Am 16. August 2020 würde der amerikanische Schriftsteller Charles Bukowski (eigentlich: Henry Charles Bukowski, Jr.) seinen 100. Geburtstag feiern. Der Sohn eines US-Besatzungssoldaten und einer Deutschen veröffentlichte ab 1960 Prosa und bis zu seinem Tod am 9. März 1994 mehr als vierzig Bücher (Romane, Gedichte, Prosa).
Im rheinischen Andernach geboren wurde Bukowski bald zum US-Amerikaner, da die Familie nach Los Angeles umzog. Seine Wanderjahre als Jugendlicher und junger Erwachsener brachten ihn aber auch in Städte wie New Orleans, Miami Beach, New York, Atlanta, Chicago und Philadelphia. Als physisch und mental untauglich für den Militärdienst eingestuft und nach Psychiatrie- und Gefängnisaufenthalten fing Bukowski im Alter von 34 Jahren an zu schreiben. Er arbeitete als Briefsortierer bei der Post von Los Angeles und lebte in East Hollywood deren Bewohnerinnen und Bewohner er in seinen Kolumnen für The Outsider oder Open City liebevoll porträtierte. Im deutschen Sprachraum erschienen diese gesammelten Kurzgeschichten unter dem Titel „Aufzeichnungen eines Außenseiters“ (Notes of a Dirty Old Man) erstmals bei Fischer 1970.
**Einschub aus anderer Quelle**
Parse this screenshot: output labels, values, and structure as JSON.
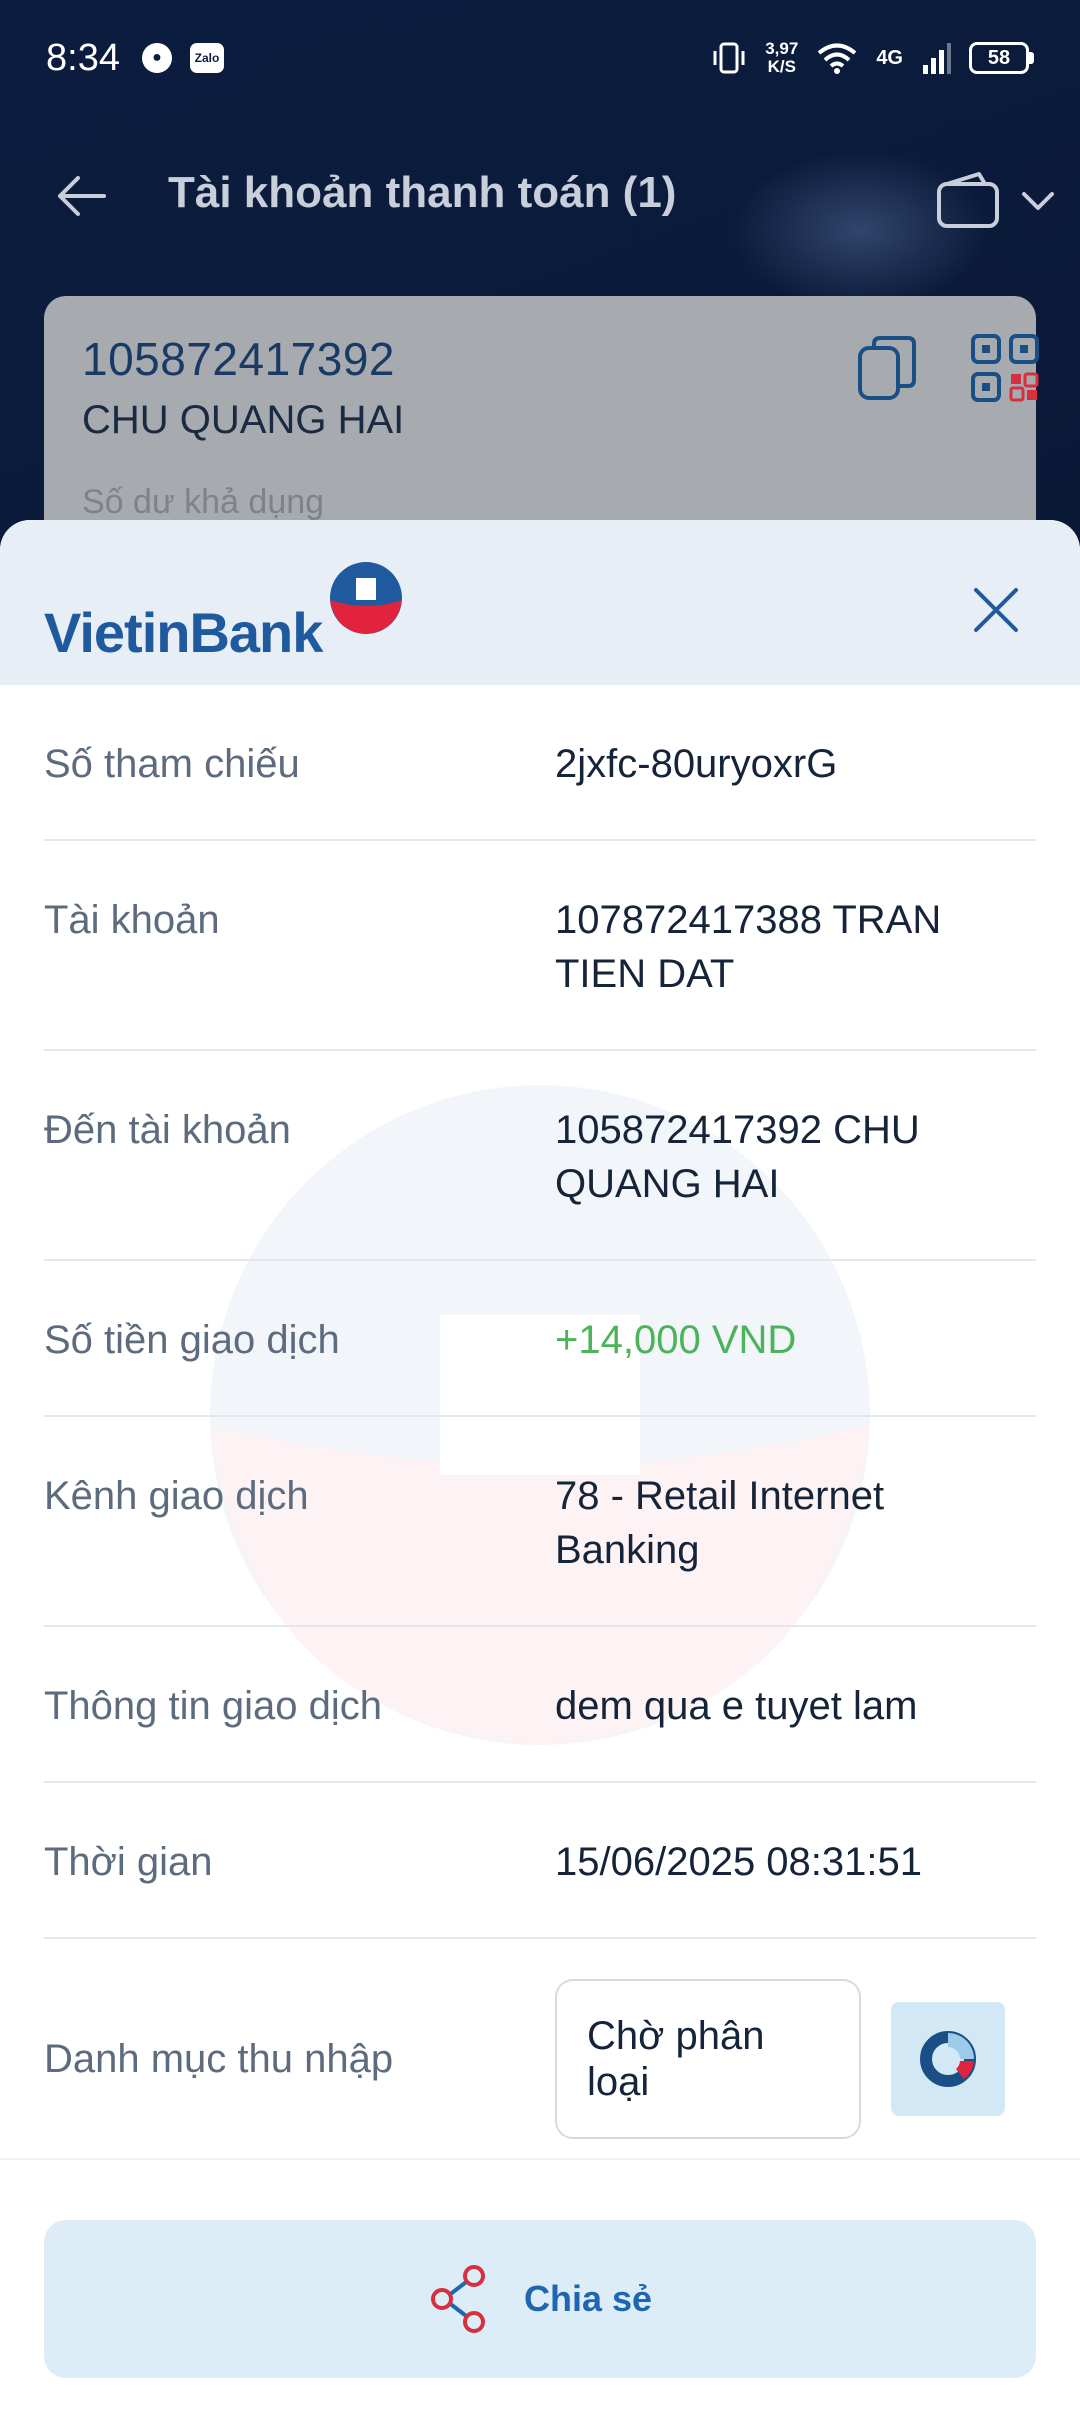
{
  "status_bar": {
    "time": "8:34",
    "zalo": "Zalo",
    "speed_value": "3,97",
    "speed_unit": "K/S",
    "network": "4G",
    "battery": "58"
  },
  "header": {
    "title": "Tài khoản thanh toán (1)"
  },
  "account_card": {
    "number": "105872417392",
    "name": "CHU QUANG HAI",
    "balance_label": "Số dư khả dụng"
  },
  "sheet": {
    "logo_text": "VietinBank",
    "rows": [
      {
        "label": "Số tham chiếu",
        "value": "2jxfc-80uryoxrG"
      },
      {
        "label": "Tài khoản",
        "value": "107872417388 TRAN TIEN DAT"
      },
      {
        "label": "Đến tài khoản",
        "value": "105872417392 CHU QUANG HAI"
      },
      {
        "label": "Số tiền giao dịch",
        "value": "+14,000 VND"
      },
      {
        "label": "Kênh giao dịch",
        "value": "78 - Retail Internet Banking"
      },
      {
        "label": "Thông tin giao dịch",
        "value": "dem qua e tuyet lam"
      },
      {
        "label": "Thời gian",
        "value": "15/06/2025 08:31:51"
      }
    ],
    "category": {
      "label": "Danh mục thu nhập",
      "value": "Chờ phân loại"
    },
    "share_label": "Chia sẻ"
  },
  "colors": {
    "brand_blue": "#1f5a9e",
    "brand_red": "#e2233d",
    "amount_green": "#4cb35a",
    "share_bg": "#dcedf8"
  },
  "icons": {
    "back": "arrow-left-icon",
    "wallet": "wallet-icon",
    "chevron": "chevron-down-icon",
    "copy": "copy-icon",
    "qr": "qr-code-icon",
    "close": "close-icon",
    "category": "pie-chart-icon",
    "share": "share-icon"
  }
}
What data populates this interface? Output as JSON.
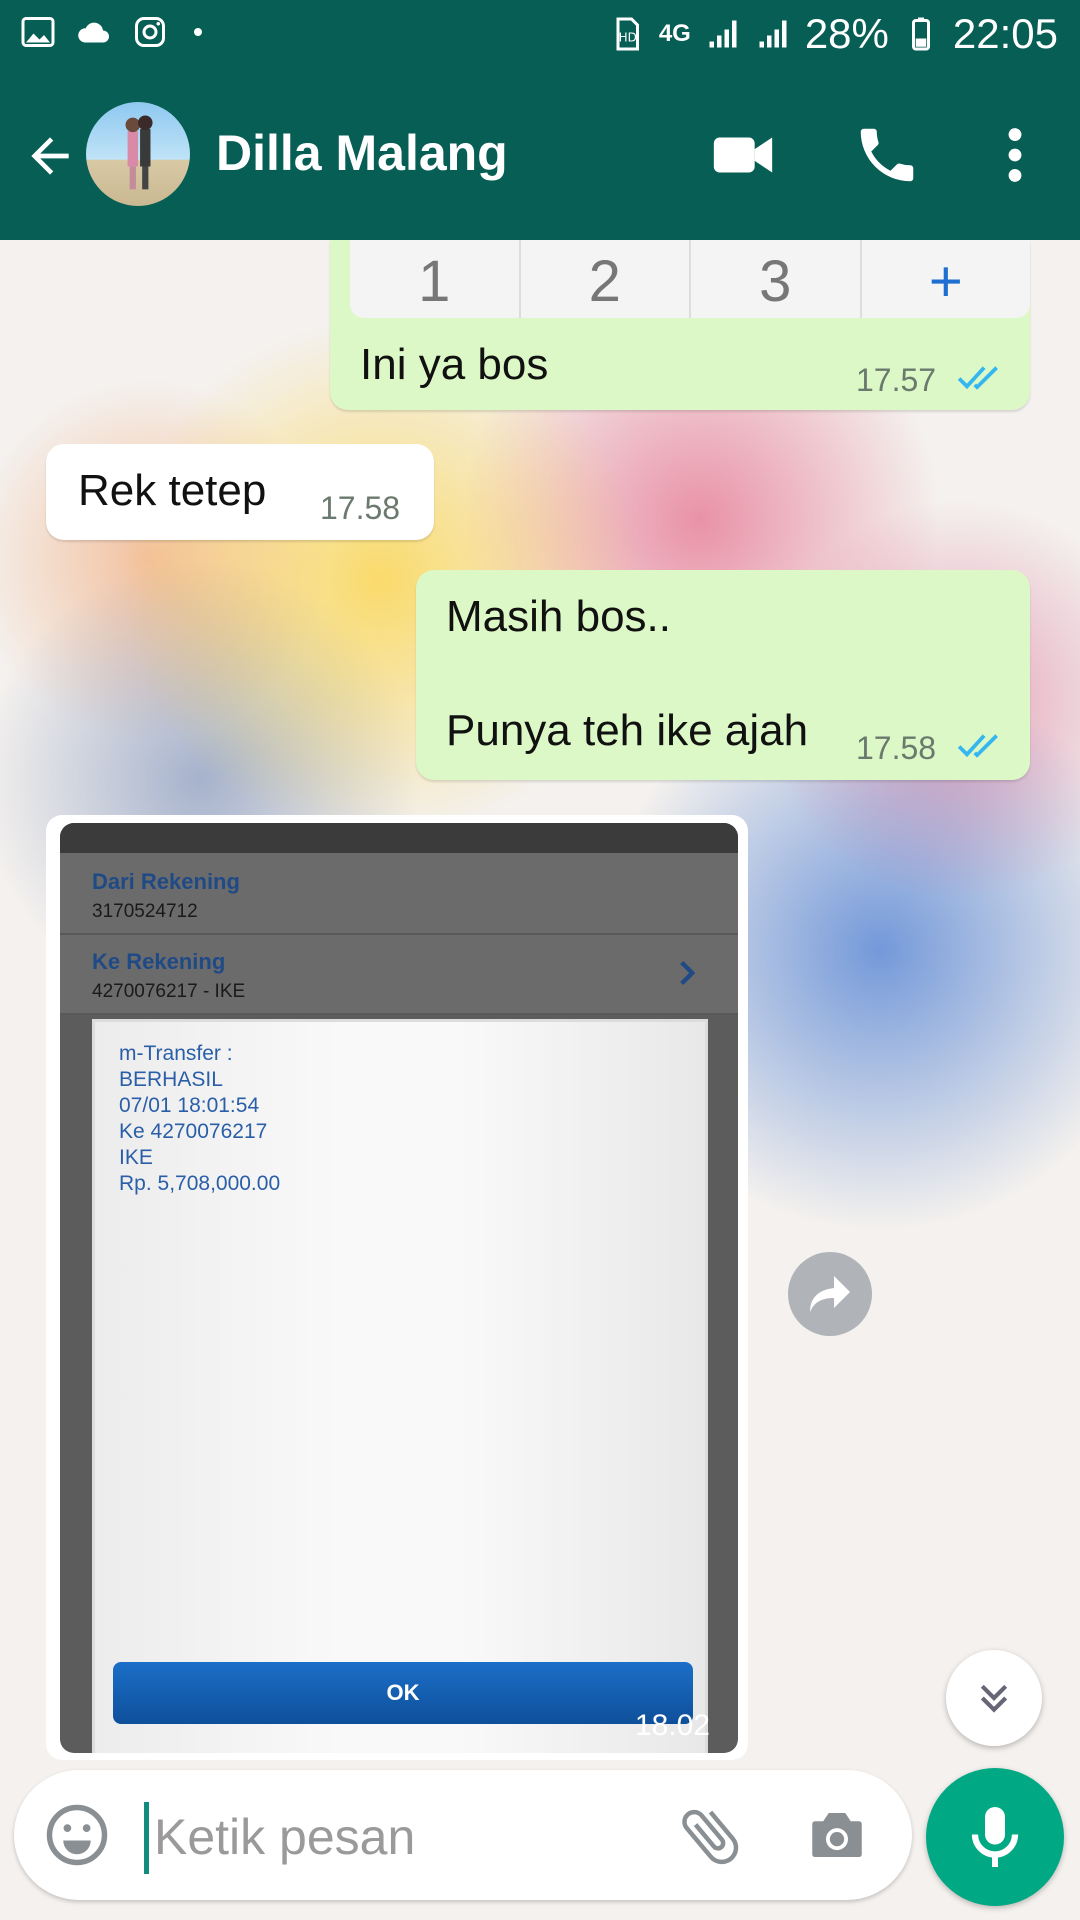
{
  "status_bar": {
    "network": "4G",
    "battery": "28%",
    "time": "22:05"
  },
  "header": {
    "contact_name": "Dilla Malang"
  },
  "messages": [
    {
      "direction": "out",
      "text": "Ini ya bos",
      "time": "17.57",
      "status": "read",
      "partial_keypad": [
        "1",
        "2",
        "3",
        "+"
      ]
    },
    {
      "direction": "in",
      "text": "Rek tetep",
      "time": "17.58"
    },
    {
      "direction": "out",
      "lines": [
        "Masih bos..",
        "Punya teh ike ajah"
      ],
      "time": "17.58",
      "status": "read"
    },
    {
      "direction": "in",
      "type": "image",
      "time": "18.02",
      "image_content": {
        "from_label": "Dari Rekening",
        "from_value": "3170524712",
        "to_label": "Ke Rekening",
        "to_value": "4270076217 - IKE",
        "dialog_lines": [
          "m-Transfer :",
          "BERHASIL",
          "07/01 18:01:54",
          "Ke 4270076217",
          "IKE",
          "Rp. 5,708,000.00"
        ],
        "ok_button": "OK"
      }
    }
  ],
  "input": {
    "placeholder": "Ketik pesan"
  },
  "colors": {
    "header": "#075e54",
    "outgoing_bubble": "#dcf8c6",
    "incoming_bubble": "#ffffff",
    "read_ticks": "#34b7f1",
    "mic_button": "#00a884"
  }
}
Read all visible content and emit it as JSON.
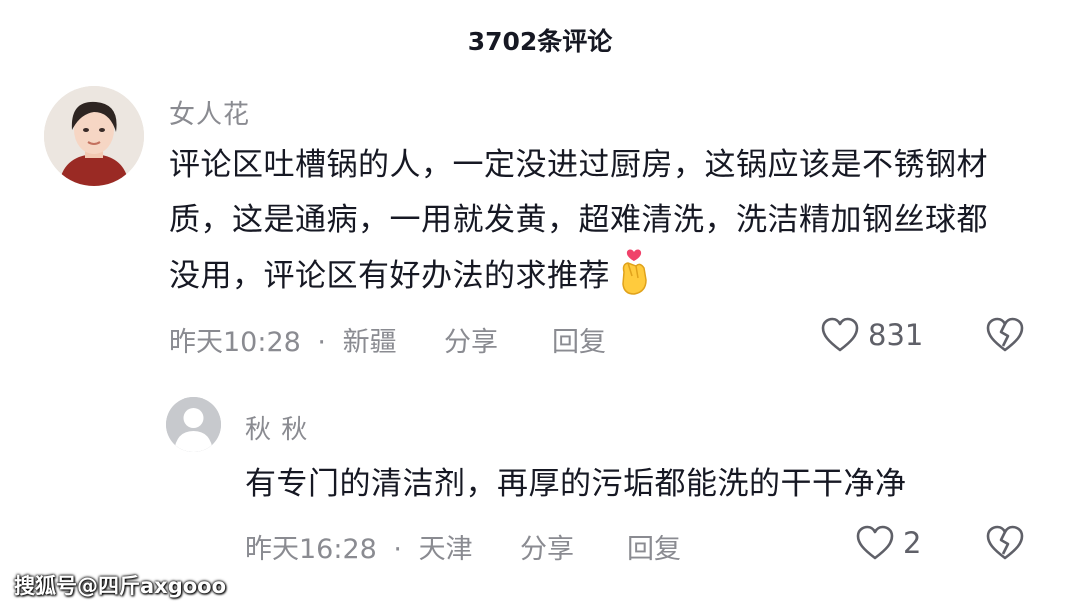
{
  "header": {
    "title": "3702条评论"
  },
  "comments": [
    {
      "username": "女人花",
      "text": "评论区吐槽锅的人，一定没进过厨房，这锅应该是不锈钢材质，这是通病，一用就发黄，超难清洗，洗洁精加钢丝球都没用，评论区有好办法的求推荐",
      "emoji": "finger-heart-emoji",
      "time": "昨天10:28",
      "separator": "·",
      "location": "新疆",
      "share_label": "分享",
      "reply_label": "回复",
      "likes": "831"
    },
    {
      "username": "秋 秋",
      "text": "有专门的清洁剂，再厚的污垢都能洗的干干净净",
      "time": "昨天16:28",
      "separator": "·",
      "location": "天津",
      "share_label": "分享",
      "reply_label": "回复",
      "likes": "2"
    }
  ],
  "watermark": "搜狐号@四斤axgooo",
  "colors": {
    "text": "#161823",
    "secondary": "#8a8b91",
    "background": "#ffffff"
  }
}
Bukowski “Mädchen für alles”
Aus seinem umfangreichen Werk habe ich mir drei Romane ausgesucht, die sich jeweils einem bestimmten Jahrzehnt seines doch etwas kurzen Lebens widmen. Der 1975 im amerikanischen Original und 1977 bei dtv auf Deutsch erschienene Roman „Faktotum“ zeigt den Gossendichter als „weißen Penner im Negerviertel“ in seiner Jugend, in der er sich mit „Studentenjobs“ abplagt, da er gerade von zuhause rausgeworfen wurde. Voller Ironie beschreibt er das Verhältnis zu seinen Eltern, wenn er über den Rauswurf schreibt: „Ich konnte mir die Preise im Elternhaus nicht leisten“. Sein Vater verrechnete ihm alle Ausgaben extra. Sein alter ego Henry Chinaski veröffentlicht aber bald seine erste Kurzgeschichte und die Weichen für sein künftiges Leben werden gelegt: „Trinken und ins Bett steigen, das war wirklich alles, was wir tun konnten“. Mit lakonischem Humor arbeitet sich Chinaski durch diverse frustrierende Jobs, aber er erzählt auch von Solidarität, als ihm ein paar Mitarbeiter bei einer Jalousienwette zum Sieg gegen den ausbeuterischen Barbesitzer verhelfen. Bukowski schreibt also durchaus auch von Hoffnung und Menschlichkeit in düsteren, aussichtslosen Zeiten. „Faktotum“ bedeute im Amerikanischen übrigens so viel wie „Mädchen für alles“.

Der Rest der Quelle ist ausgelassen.